Researchers reprogram plants for better drought resistance

With farmers looking back on the latest ‘warmest year on record’, researcher are looking for ways to make agricultural crops better able to withstand changing weather conditions. Recently, a team led by the University of California, Riverside’s Sean Cutler has developed a method to tweak the internal chemistry of plants to make them more drought resistant and they’ve done it using chemicals already widely used in agriculture.

California and the entire US Southwest is currently experience a multi-year drought and those states are not alone. According to The International Fund for Agricultural Development (IFAD), 12 million hectares of agricultural lands are turning to desert annually. Meanwhile some areas of the world are losing crops due to unusually high levels of flooding and all of this is happening while the global population grows by more than 200 thousand people per day.

As the climate changes, developing plants that are better able to withstand changing conditions may become critical for global food supplies.

When faced with drought conditions, plants naturally release the stress hormone abscisic acid (ABA). The hormone reduces water consumption and inhibits growth, essentially slowing the plants metabolic system until more water is available.

When the ABA is activated, it turns on a receptor in plants which causes the plant to take certain actions beneficial to drought survival. This includes closing stomata on leaves. The stomata are pores which facilitate gas exchange in plants. They are formed by a pair of guard cells which regulate the opening and closing of the pores. By closing the gas exchange openings the plants lose water more slowly.

ABA can be artificially sprayed on plants to artificially trigger drought reactions. However, ABA is expensive to produce and not particularly effective. When sprayed with ABA, plants rapidly work to deactivate it. As a side effect they also become more light sensitive.

Research is currently being done to create less expensive synthetic ABA. Those projects, even if successful, face lengthy development and approval processes.

Cutler’s team took a different approach to the problem. The researchers modified the existing ABA receptors of test plants so that the receptors were triggered by mandipropamid instead.

Mandipropamid is a fungicide already widely used to control late blight in crops.

In a paper published in the February 4 issue of Nature, the researchers demonstrated that the reprogrammed plants respond to mandipropamid by switching on the ABA pathway. The stomata on the leaves were closed and water loss was reduced. This has the effect of creating increased drought resistance using a chemical with would have been used anyway.
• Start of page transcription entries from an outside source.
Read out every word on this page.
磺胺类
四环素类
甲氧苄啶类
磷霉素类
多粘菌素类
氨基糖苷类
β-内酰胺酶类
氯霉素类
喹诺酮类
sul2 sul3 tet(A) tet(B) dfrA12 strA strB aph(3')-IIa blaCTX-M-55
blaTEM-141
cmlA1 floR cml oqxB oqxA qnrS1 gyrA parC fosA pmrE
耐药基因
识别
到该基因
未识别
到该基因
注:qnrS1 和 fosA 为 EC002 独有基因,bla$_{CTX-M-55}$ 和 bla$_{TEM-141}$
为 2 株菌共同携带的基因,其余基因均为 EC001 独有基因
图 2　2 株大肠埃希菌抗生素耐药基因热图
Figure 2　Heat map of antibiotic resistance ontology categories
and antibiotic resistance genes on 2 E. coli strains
“We successfully repurposed an agrochemical for a new application by genetically engineering a plant receptor – something that has not been done before. We anticipate that this strategy of reprogramming plant responses using synthetic biology will allow other agrochemicals to control other useful traits – such as disease resistance or growth rates, for example,” said Cutler, in a statement.

This approach has the added benefit of bypassing the lengthy approval process for new agricultural chemicals.

“We have, in effect, circumvented this hurdle using synthetic biology – in essence, we took something that already works in the real world and reprogrammed the plant so that the chemical could control water use,” said Cutler.

To date the approach has only been tried using tomato plants and it will likely take some time before it can be tested with other crops.